The iPhone 4s with the Siri voice command system has been out for a while. As expected there are now several examples available of how well it works with real people using real accents. Here is one with a Scottish Accent.
And cnet did a methodical test with several East Asian accents.
With the technical challenges of voice recognition, I am not surprised that it has some trouble. I am impressed that it works as well as it does. For example, with a standard accent, the recognition quality is clear and substantially improved, as shown in this video from cnet.
The difference in understanding various accents is most obvious with this almost painful video where Siri specifically asks the user to choose between “home” and “work”, but over and over replies that it cannot understand the Japanese-accented responder’s answer, eventually coming up with a profane interpretation of the user’s attempt to say “Work”. Or perhaps Siri, after a number of successive failed attempts, begins to presume that the user is swearing at it! (warning, the clip does contain profanity)
Here is the ethical dilemma. We used to send schoolchildren to speech therapists to get rid of their ‘funny’ accents. In business somebody for whom saying ‘work’ sounded a little too much like ‘wok’ was branded as ‘doesn’t communicate well’, even though they were understood well enough. Accent elimination tutoring was common for both children and adults because ‘speaking like an American’ was considered a prerequisite for success. Now, this behavior is considered the language equivalent of forcing left-handed children to write with their right hand. No legitimate speech therapist would ever recommend accent elimination classes, and they are vigilant never to misdiagnose an accent as a problem requiring treatment. Even when therapists are re-teaching people to speak again after brain trauma, they are expected to re-train them with their culturally unique features intact.

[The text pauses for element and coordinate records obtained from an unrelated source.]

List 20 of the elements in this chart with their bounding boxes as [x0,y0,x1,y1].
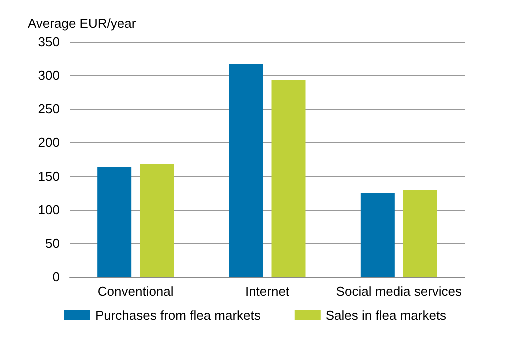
y-tick-label: 350 [38,34,60,50]
bar [229,64,264,277]
y-tick-label: 250 [38,102,60,117]
bar [98,168,132,277]
x-tick-label: Internet [245,284,290,299]
y-tick-label: 150 [38,168,60,184]
bar [360,193,395,277]
y-tick-label: 200 [38,135,60,150]
y-tick-label: 300 [38,68,60,84]
bar [403,190,438,277]
y-tick-label: 50 [46,236,60,251]
bar [140,164,174,277]
legend-label: Sales in flea markets [326,308,448,323]
x-tick-label: Social media services [336,284,463,299]
y-tick-label: 0 [52,270,60,284]
y-axis-title: Average EUR/year [28,16,137,31]
bar [272,80,306,277]
legend-label: Purchases from flea markets [95,308,262,323]
x-tick-label: Conventional [98,284,174,299]
y-tick-label: 100 [38,202,60,218]
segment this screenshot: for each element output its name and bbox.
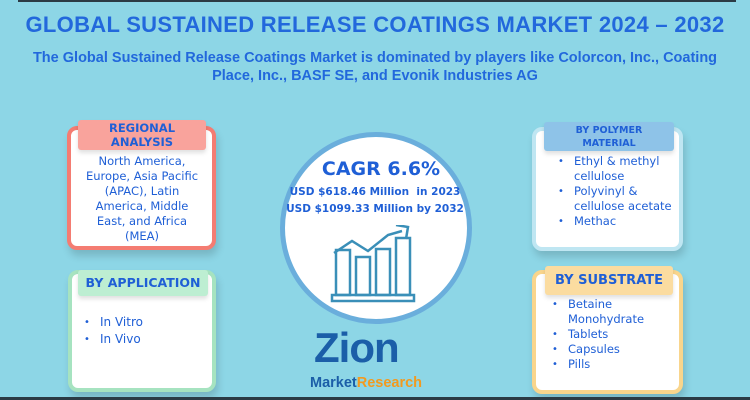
list-item: Betaine Monohydrate [548, 297, 678, 327]
subtitle: The Global Sustained Release Coatings Ma… [32, 50, 718, 84]
substrate-list: Betaine Monohydrate Tablets Capsules Pil… [548, 297, 678, 372]
polymer-list: Ethyl & methyl cellulose Polyvinyl & cel… [554, 154, 679, 229]
zion-logo: Zion MarketResearch [310, 324, 440, 396]
value-2023: USD $618.46 Million in 2023 [289, 186, 461, 198]
regional-text: North America, Europe, Asia Pacific (APA… [85, 154, 199, 243]
substrate-header: BY SUBSTRATE [545, 266, 673, 295]
cagr-circle [280, 132, 472, 324]
application-list: In Vitro In Vivo [80, 314, 210, 348]
application-header: BY APPLICATION [78, 270, 208, 296]
list-item: Pills [548, 357, 678, 372]
list-item: In Vivo [80, 331, 210, 348]
regional-header: REGIONAL ANALYSIS [78, 120, 206, 150]
value-2032: USD $1099.33 Million by 2032 [286, 203, 464, 215]
page-title: GLOBAL SUSTAINED RELEASE COATINGS MARKET… [25, 12, 725, 37]
bottom-border [0, 397, 750, 400]
logo-research: Research [356, 375, 423, 391]
list-item: Methac [554, 214, 679, 229]
top-border [18, 0, 736, 2]
list-item: In Vitro [80, 314, 210, 331]
logo-brand: Zion [314, 324, 400, 371]
list-item: Capsules [548, 342, 678, 357]
cagr-label: CAGR 6.6% [321, 158, 441, 180]
list-item: Tablets [548, 327, 678, 342]
logo-market: Market [310, 375, 357, 391]
polymer-header: BY POLYMER MATERIAL [544, 122, 674, 151]
list-item: Polyvinyl & cellulose acetate [554, 184, 679, 214]
list-item: Ethyl & methyl cellulose [554, 154, 679, 184]
growth-chart-icon [330, 225, 416, 303]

Now there is Siri. And one person gets to just say ‘send a message to my mom saying I’ll be home late’ while another shouts ‘Work’ over and over again trying to be understood. If it was a person treating these two people so differently, for example in a retail store, would we tolerate it? Is is acceptable if it is one of our machines discriminating against those who do not conform to the accepted standard? It is not an excuse to say that Siri is only sold to US, England, and Australian customers. I hear the accents in the videos (plus many others) daily in Los Angeles. Most other large US cities would as well.
Are we going to see a resurgence in accent elimination classes so people can use their phone as well as ‘real Americans’?
Siri has been compared to ‘the computers on Star Trek’. In the original series the computer understood everybody better than the people did but in the 2009 version J. J. Abrams had a little fun with Chekhov:
But consider this. If people had been having this kind of problem for three centuries, would there still be Russian accented English?
I’m not sure, given the best of current technology, where the answer lies. But unlike some of the Siri-defending commenters on these videos, the answer is not in saying that “They just need to learn to speak clearer.” If we let technology force us to speak all alike then we are allowing technology to take from us something important of our human diversity. Technology does not deserve it.